I have come to the conclusion, however, that I must be getting loopy. Earlier this week, my husband and I watched “Night at the Museum: Battle of the Smithsonian,” and I definitely felt the “do what makes you happy” message was meant for my ears.

As Winnie the Pooh once said, “Think think think think think … ”

What makes me happy? I enjoy writing, in some ways, just for the fun of it and, in other ways, because I know it’s something I do well.

Perhaps even more, I love helping people. That statement is pretty vague, though. Maybe I should flesh it out a bit. I like providing direction and guidance, mentoring people, and being the one in the know, whether that means having immediate answers and input or just knowing where to go or whom to consult to come up with the right information.

I suppose I just defined a zillion positions. If I add writing to the mix, let’s see … I could write the next Dear Abby! Hmmm. Something to ponder.
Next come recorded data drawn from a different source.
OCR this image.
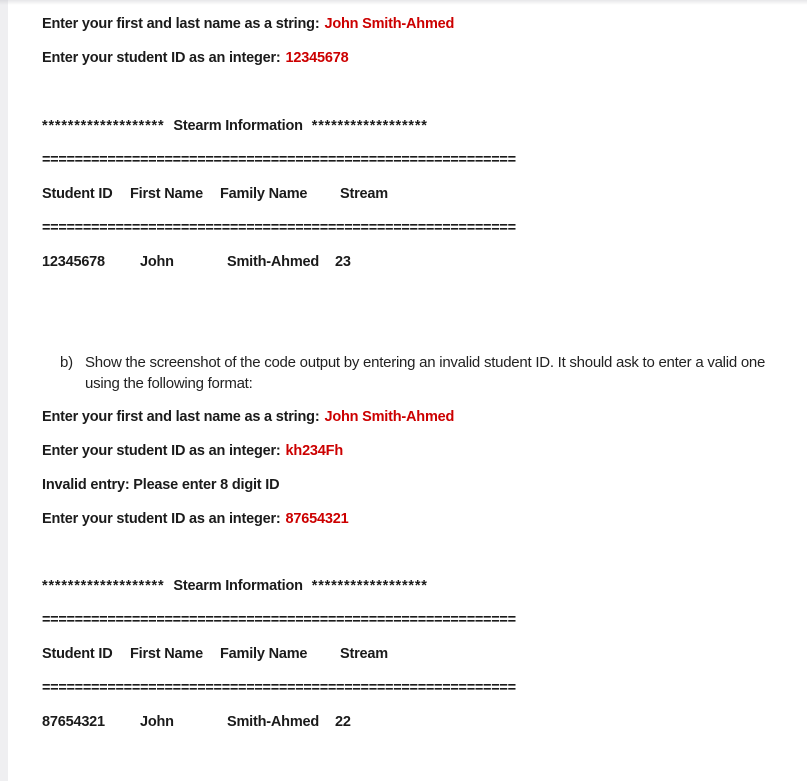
Enter your first and last name as a string: John Smith-Ahmed
Enter your student ID as an integer: 12345678
******************* Stearm Information ******************
==========================================================
Student ID First Name Family Name Stream
==========================================================
12345678 John	Smith-Ahmed 23
b) Show the screenshot of the code output by entering an invalid student ID. It should ask to enter a valid one using the following format:
Enter your first and last name as a string: John Smith-Ahmed
Enter your student ID as an integer: kh234Fh
Invalid entry: Please enter 8 digit ID
Enter your student ID as an integer: 87654321
******************* Stearm Information ******************
==========================================================
Student ID First Name Family Name Stream
==========================================================
87654321 John	Smith-Ahmed 22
Don’t ask how many years I’ve contemplated writing a book. Why haven’t I done it? Fear of failure, I suppose. I’ve endured more than a year of rejection in my job search. Surely the experience has helped me to toughen up.

Last Sunday, my pastor spoke about the love of money: a nice complementary message to the one in the movie. We have enough to live on. I’ve given up pedicures (well, OK, I had two in the past year). I don’t do any unnecessary shopping. My plan last spring to purchase a new-to-me vehicle was postponed indefinitely.

But, since losing my job, I’ve not been able to contribute anything toward my retirement savings, besides the fact that what I have saved has been shrinking in value. Also, we made double payments on our equity loan for the first six months, but then we had to cut back to only the required payment. That puts our balance close to $5,000 more than it should be according to our self-imposed pay-off plan.

My husband and I are looking at other potential cutbacks. My daughter decided to quit taking dance classes (unless she changes her mind). That saves us a bit. I know we can trim costs in our insurance coverage. And even though I’ve always been a bargain shopper, I’m sure I can do more to lower our food expenses.

Ugh! Writing about our money woes is really bumming me out. I need to get back to focusing on what makes me happy. Writing... helping people... think think think... Now all I need is someone to pay me to do those things.